Zu aller erst sollten mal die Begrifflichkeiten geklärt werden.

  • Gen = Abschnitt auf einem Chromosom, der eine definierte Information codiert.
  • Genom = Gesamte genetische Information einer Zelle.
  • Gentechnik = Methoden und Verfahren zur Isolierung, Erforschung, Veränderung und Übertragung von DNA. Sowie alle Techniken und Verfahren zur Analyse und/oder Veränderung von Genen und genetischen Informationen.
  • Grüne Gentechnik = Veränderung von Nutzpflanzen.
  • Weiße Gentechnik = Nutzung von gentechnisch veränderten MOs zur Produktion industriell genutzter Verbindungen (Enzyme, Vitamine)
  • Rote Gentechnik = Anwendung in der Medizin.

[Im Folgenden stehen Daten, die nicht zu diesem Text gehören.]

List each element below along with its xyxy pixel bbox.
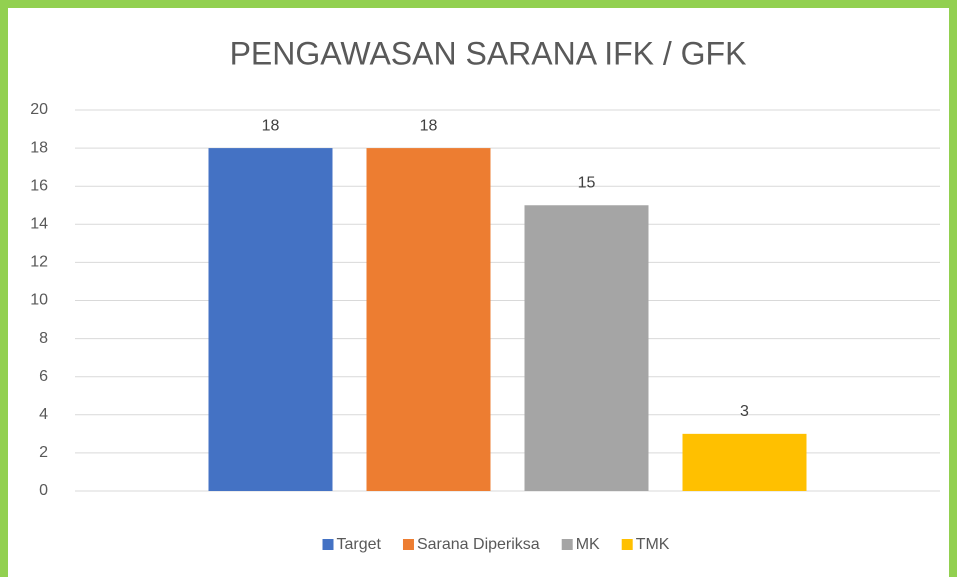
data-label: 18 — [262, 117, 280, 134]
y-tick-label: 2 — [39, 444, 48, 461]
y-tick-label: 18 — [30, 139, 48, 156]
bar — [682, 433, 807, 491]
legend-label: MK — [576, 536, 600, 553]
y-tick-label: 0 — [39, 482, 48, 499]
y-tick-label: 8 — [39, 330, 48, 347]
y-tick-label: 12 — [30, 254, 48, 271]
legend-label: Target — [337, 536, 382, 553]
legend-swatch — [621, 539, 633, 550]
legend-label: Sarana Diperiksa — [417, 536, 540, 553]
legend-swatch — [561, 539, 573, 550]
y-tick-label: 4 — [39, 406, 48, 423]
data-label: 18 — [420, 117, 438, 134]
data-label: 15 — [578, 174, 596, 191]
bar — [208, 148, 333, 491]
y-tick-label: 14 — [30, 216, 48, 233]
legend-swatch — [322, 539, 334, 550]
legend-swatch — [402, 539, 414, 550]
legend-label: TMK — [636, 536, 670, 553]
bar — [366, 148, 491, 491]
bar — [524, 205, 649, 491]
y-tick-label: 6 — [39, 368, 48, 385]
chart-title: PENGAWASAN SARANA IFK / GFK — [230, 35, 747, 71]
y-tick-label: 16 — [30, 177, 48, 194]
y-tick-label: 20 — [30, 101, 48, 118]
y-tick-label: 10 — [30, 292, 48, 309]
data-label: 3 — [740, 403, 749, 420]
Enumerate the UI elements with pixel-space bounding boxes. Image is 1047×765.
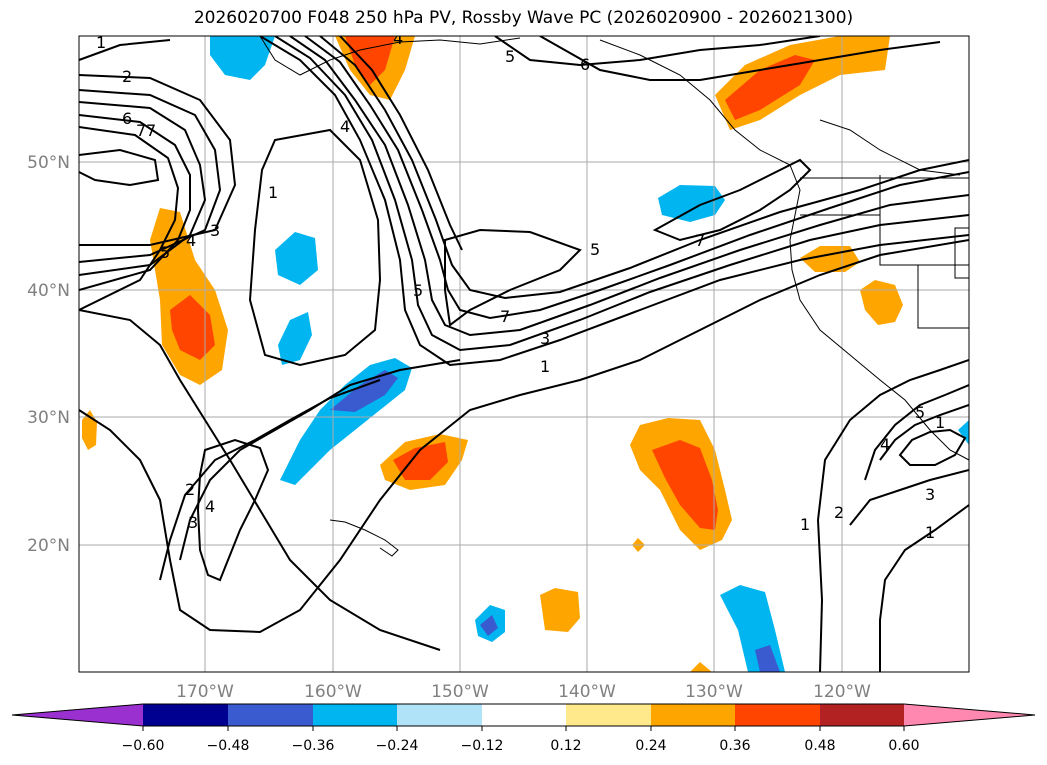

Es handelt sich um diagnostische und therapeutische Methoden.
  • GVO = gentechnisch veränderte Organismen. Gentechnisch verändet heißt hier soviel wie so verändert wie es natürlich (durch Zucht oder natürliche Rekombination) nicht auftreten würde.
  • Genetisch veränderte Lebensmittel = enthalten gentechnisch veränderte Mikroorganismen, bestehen aus ihnen, wurden aus GVO hergestellt oder enthalten aus GVO hergestellt Zutaten.
  • transgen = gentechnisch verändert.
  • Transformation = Vorgang des Einbringens fremder DNA in das Erbgut eines Organismus.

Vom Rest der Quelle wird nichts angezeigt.